Studies show that in the time it takes for the ipecac to induce the vomiting, any poisonous liquid will have already been absorbed into your baby’s body. So, instead of rushing to get medical attention when your baby swallows something, you’ll be waiting for a solution that won’t actually help. Similarly, there are some poisonous chemicals that cause as much damage coming up as they did going down. Making your baby throw up something like bleach will only cause it to make contact with the esophagus yet again.

Additionally, you might accidentally make your baby throw up too much by giving him too much ipecac. Unless you’re a professional physician, you’re probably not entirely sure how much is too much. When you induce too much vomiting, your baby could quickly become dehydrated and the problem will get much worse.

Finally, ipecac is never a good idea when your baby swallows something poisonous because it might interfere with proper treatment once you arrive at the hospital. Sometimes, doctors need the poison to still be present in the body to get it out easily.

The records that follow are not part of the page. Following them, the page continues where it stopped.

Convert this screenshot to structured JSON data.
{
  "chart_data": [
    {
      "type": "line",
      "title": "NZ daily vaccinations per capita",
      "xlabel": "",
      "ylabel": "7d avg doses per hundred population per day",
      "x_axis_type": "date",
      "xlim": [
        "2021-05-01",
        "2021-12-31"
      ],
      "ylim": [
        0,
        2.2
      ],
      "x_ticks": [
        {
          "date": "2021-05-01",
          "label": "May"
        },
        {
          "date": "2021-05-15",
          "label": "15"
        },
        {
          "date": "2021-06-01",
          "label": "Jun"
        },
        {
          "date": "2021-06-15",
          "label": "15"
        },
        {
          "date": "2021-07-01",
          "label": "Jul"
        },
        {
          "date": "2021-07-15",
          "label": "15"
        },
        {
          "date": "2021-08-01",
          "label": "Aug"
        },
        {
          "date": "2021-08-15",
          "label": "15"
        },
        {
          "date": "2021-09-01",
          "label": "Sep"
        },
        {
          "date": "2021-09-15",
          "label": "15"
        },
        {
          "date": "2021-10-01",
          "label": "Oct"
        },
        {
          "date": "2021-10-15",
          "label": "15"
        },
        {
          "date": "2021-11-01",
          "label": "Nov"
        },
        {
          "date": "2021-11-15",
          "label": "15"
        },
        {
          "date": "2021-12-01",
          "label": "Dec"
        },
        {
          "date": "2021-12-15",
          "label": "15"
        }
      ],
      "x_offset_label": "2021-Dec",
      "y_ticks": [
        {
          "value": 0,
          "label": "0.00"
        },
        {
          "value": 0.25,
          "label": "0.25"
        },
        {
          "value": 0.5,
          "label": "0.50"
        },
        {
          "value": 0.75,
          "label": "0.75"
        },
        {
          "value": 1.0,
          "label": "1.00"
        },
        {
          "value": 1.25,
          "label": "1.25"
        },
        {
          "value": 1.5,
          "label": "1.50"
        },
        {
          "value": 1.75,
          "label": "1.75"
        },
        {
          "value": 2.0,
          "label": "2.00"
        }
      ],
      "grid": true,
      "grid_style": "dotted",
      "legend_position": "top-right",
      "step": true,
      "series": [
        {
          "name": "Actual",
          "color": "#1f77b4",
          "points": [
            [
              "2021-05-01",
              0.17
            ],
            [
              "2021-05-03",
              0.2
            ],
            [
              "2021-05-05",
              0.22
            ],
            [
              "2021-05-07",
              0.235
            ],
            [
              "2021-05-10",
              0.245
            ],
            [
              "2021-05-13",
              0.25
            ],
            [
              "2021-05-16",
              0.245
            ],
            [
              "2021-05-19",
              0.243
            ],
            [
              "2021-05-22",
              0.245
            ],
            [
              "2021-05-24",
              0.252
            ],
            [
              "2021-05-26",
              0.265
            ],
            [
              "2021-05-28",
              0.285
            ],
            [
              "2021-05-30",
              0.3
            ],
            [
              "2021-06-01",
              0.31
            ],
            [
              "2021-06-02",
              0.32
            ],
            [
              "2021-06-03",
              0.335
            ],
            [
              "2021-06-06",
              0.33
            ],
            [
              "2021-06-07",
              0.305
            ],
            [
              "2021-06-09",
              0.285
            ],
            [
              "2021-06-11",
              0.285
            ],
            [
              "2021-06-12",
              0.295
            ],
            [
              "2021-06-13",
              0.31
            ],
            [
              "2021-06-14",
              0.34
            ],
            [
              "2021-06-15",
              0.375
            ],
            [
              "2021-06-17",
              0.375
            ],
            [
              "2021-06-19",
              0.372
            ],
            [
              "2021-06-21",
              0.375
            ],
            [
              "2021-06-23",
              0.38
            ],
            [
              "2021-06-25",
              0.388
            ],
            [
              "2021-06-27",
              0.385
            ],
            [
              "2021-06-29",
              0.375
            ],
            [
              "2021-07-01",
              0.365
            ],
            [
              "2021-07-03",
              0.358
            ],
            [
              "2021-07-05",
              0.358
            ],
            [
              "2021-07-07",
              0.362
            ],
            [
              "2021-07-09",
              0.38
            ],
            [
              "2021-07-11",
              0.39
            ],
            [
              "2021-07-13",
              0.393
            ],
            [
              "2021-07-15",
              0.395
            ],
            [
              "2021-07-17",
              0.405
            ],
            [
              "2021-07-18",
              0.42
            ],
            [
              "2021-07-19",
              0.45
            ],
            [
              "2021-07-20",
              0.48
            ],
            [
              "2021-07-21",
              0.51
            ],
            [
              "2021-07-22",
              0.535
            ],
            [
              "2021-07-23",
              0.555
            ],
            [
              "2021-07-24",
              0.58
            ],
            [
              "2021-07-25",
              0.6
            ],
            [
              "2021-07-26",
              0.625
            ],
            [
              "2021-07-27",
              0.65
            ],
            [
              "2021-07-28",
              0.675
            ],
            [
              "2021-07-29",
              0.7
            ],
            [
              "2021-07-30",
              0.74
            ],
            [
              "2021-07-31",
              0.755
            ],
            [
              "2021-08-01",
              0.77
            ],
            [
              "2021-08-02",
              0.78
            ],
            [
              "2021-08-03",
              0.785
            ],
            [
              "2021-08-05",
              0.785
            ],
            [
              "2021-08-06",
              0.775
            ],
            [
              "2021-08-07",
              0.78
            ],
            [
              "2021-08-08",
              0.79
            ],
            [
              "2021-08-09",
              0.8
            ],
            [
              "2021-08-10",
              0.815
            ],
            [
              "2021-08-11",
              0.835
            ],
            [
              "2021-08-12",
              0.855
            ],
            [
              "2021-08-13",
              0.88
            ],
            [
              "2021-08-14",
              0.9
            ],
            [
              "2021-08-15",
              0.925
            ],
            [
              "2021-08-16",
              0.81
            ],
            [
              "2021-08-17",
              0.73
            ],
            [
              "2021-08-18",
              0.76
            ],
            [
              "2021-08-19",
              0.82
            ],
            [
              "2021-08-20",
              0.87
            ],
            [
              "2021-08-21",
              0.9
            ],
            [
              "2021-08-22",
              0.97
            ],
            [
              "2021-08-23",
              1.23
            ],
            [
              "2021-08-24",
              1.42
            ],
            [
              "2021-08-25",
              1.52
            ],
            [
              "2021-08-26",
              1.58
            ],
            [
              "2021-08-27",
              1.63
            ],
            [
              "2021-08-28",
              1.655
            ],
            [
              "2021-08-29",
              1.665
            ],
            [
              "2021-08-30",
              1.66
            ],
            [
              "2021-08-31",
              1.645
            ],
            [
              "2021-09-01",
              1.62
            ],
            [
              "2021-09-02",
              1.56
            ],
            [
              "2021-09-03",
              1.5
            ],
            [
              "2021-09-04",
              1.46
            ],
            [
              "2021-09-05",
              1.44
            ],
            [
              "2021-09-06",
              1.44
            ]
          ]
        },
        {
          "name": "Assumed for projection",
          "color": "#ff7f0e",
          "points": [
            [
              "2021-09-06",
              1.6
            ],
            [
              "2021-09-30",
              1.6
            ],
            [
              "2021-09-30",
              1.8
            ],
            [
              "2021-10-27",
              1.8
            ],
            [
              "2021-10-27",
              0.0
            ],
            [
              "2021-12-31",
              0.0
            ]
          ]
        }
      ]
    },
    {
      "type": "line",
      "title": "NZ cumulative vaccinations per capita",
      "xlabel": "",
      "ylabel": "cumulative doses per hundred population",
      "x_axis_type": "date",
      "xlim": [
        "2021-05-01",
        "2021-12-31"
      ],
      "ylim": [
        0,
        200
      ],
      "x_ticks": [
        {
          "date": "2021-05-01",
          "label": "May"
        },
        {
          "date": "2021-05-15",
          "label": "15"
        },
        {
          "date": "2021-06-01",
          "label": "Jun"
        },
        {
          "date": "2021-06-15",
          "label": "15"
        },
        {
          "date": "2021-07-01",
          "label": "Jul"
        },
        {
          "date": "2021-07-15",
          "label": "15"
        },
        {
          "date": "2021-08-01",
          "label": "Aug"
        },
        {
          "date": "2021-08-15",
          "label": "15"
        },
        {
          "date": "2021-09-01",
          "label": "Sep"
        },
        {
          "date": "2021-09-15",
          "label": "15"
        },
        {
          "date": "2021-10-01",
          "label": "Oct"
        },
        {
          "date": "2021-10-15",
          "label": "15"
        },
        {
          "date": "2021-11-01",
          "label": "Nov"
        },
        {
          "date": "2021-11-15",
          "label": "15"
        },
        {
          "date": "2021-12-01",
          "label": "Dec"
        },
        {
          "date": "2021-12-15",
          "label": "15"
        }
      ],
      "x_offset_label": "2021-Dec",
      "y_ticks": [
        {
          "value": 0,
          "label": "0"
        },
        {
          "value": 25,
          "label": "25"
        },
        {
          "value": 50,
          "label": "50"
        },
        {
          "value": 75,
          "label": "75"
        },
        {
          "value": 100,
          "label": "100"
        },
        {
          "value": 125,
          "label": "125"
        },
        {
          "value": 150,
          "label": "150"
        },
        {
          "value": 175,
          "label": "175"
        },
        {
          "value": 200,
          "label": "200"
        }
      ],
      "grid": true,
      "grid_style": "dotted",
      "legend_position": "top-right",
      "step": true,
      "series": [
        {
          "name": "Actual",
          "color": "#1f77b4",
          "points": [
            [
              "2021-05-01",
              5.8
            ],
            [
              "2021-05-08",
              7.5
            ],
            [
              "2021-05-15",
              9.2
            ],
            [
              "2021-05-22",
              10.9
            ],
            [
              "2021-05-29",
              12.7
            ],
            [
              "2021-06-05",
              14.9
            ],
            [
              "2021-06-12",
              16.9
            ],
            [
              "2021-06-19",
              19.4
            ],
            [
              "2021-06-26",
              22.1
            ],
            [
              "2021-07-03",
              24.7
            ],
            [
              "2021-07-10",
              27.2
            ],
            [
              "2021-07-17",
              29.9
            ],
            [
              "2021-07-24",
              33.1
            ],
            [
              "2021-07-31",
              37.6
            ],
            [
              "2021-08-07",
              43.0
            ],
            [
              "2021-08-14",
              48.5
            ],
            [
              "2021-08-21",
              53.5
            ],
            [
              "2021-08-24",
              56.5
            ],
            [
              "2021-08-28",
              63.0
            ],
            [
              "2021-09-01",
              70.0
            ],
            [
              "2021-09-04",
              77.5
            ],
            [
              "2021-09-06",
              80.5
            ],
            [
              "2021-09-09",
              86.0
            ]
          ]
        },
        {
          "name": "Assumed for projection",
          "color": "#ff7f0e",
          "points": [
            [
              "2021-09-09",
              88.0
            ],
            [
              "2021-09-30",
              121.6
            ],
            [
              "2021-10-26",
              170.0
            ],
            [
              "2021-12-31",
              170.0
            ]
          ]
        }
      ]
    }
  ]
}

No matter what your baby has swallowed, don’t reach for the ipecac. Instead, write down exactly how much was consumed and call your local poison control center. You should also consider bringing the bottle so that they can quickly identify the problem and the risks. Ipecac might only make the problem worse in a number of ways, so leave it to the professionals. The best way to solve the problem is to prevent it entirely. Baby-proof your home before the day of delivery to keep your toddler from finding the harmful chemicals in your home. While you’re putting locks on the medicine cabinets and cupboards, grab the ipecac and throw it away. If you read a book or website that suggests you use it when your baby swallows something, the source is probably outdated.